Journal article Open Access

Jane Doe: A Cautionary Tale for Case Reports

Putnam, F. W.

Historically, clinical case reports have played an essential role in the professional communication of medical and psychiatric knowledge. Case reports continue to play important roles in the initial identification of new syndromes or unusual variants of established conditions. Case reports and case series also serve to alert clinicians to preliminary evidence of the efficacy of novel treatments or adaptations to new populations. The Jane Doe Case provides a seminal example of the ethical/medico-legal dilemma arising from a patient's right to confidentiality versus the principle of independent review/replication as a necessary requirement for scientific credibility.
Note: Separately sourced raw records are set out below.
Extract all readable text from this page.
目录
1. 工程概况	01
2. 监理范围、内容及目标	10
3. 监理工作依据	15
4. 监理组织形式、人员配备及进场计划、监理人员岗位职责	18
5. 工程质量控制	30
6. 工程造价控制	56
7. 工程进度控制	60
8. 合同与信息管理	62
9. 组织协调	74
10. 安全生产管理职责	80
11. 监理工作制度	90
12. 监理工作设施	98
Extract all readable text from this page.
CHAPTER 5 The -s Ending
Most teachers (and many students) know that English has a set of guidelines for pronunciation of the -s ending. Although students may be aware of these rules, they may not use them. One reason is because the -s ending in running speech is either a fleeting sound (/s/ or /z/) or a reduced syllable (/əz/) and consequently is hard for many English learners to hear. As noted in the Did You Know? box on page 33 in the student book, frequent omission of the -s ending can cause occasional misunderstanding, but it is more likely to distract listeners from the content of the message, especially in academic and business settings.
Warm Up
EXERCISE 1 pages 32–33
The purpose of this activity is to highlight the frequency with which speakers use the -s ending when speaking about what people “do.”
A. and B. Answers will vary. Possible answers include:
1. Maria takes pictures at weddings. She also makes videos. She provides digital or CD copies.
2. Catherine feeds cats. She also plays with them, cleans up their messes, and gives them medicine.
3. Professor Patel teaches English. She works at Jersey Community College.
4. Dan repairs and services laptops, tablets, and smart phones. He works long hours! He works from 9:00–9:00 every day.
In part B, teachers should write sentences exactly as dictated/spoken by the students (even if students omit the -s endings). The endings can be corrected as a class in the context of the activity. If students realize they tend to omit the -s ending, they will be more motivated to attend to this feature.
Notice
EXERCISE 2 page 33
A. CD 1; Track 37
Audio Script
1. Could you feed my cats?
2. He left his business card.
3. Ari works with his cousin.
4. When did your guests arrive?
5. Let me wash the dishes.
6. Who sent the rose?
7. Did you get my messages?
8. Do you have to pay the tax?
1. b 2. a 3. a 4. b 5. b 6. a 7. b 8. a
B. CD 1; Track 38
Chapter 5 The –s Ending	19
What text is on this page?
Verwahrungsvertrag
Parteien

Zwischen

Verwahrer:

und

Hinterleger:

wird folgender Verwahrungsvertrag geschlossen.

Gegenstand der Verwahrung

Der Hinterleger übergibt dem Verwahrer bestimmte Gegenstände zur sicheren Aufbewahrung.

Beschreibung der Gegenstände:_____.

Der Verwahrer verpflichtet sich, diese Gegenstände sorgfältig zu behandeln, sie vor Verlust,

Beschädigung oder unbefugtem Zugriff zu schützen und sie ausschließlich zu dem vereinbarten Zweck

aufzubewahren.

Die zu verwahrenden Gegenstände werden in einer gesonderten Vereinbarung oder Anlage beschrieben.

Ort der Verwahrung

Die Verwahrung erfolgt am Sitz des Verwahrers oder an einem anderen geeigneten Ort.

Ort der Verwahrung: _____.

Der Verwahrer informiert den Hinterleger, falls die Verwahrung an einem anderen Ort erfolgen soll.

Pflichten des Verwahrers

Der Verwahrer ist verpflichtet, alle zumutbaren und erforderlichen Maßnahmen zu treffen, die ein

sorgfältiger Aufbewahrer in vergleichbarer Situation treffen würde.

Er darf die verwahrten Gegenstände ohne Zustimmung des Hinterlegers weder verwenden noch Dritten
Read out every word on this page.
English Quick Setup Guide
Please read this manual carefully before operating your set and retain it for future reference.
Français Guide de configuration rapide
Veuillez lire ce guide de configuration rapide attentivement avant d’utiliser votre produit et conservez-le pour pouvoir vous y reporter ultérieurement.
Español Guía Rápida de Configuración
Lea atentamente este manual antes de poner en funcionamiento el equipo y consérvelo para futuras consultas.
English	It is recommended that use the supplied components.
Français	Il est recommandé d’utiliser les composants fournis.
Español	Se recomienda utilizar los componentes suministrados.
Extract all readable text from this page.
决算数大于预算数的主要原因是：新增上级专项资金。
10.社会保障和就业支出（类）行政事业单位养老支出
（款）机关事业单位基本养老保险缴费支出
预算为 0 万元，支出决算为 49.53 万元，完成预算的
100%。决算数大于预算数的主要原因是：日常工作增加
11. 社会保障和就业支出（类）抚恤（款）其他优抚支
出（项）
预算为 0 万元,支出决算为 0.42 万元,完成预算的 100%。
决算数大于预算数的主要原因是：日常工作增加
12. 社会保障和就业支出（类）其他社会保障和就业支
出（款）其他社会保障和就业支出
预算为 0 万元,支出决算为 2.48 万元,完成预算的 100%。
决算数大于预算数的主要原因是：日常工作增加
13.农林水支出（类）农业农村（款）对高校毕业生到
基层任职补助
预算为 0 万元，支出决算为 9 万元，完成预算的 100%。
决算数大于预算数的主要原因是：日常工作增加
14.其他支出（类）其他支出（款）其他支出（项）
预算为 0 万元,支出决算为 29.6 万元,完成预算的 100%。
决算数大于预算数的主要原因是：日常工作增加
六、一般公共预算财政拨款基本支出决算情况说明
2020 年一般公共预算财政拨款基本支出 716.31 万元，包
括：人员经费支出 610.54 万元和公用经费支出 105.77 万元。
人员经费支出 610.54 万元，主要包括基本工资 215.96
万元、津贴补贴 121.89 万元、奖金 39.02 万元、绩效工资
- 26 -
As a result of being the subject of dueling case reports concerning the validity of her delayed recall of childhood sexual abuse, Jane Doe's identity was revealed. Consequently, she suffered significant emotional distress, bankruptcy, and the end of her career as a naval officer and aviator. Current medical journal guidelines call for protection of confidentiality of the patient's identity; yet, scientific credibility requires the possibility of an independent outside review if there are legitimate reasons to question facts or claims advanced in a case report. A potential solution is proposed as a starting point for resolving the dilemma posed for case study subjects and authors by the conflicting requirements of patient confidentiality and, if warranted, the possibility of an independent scientific review.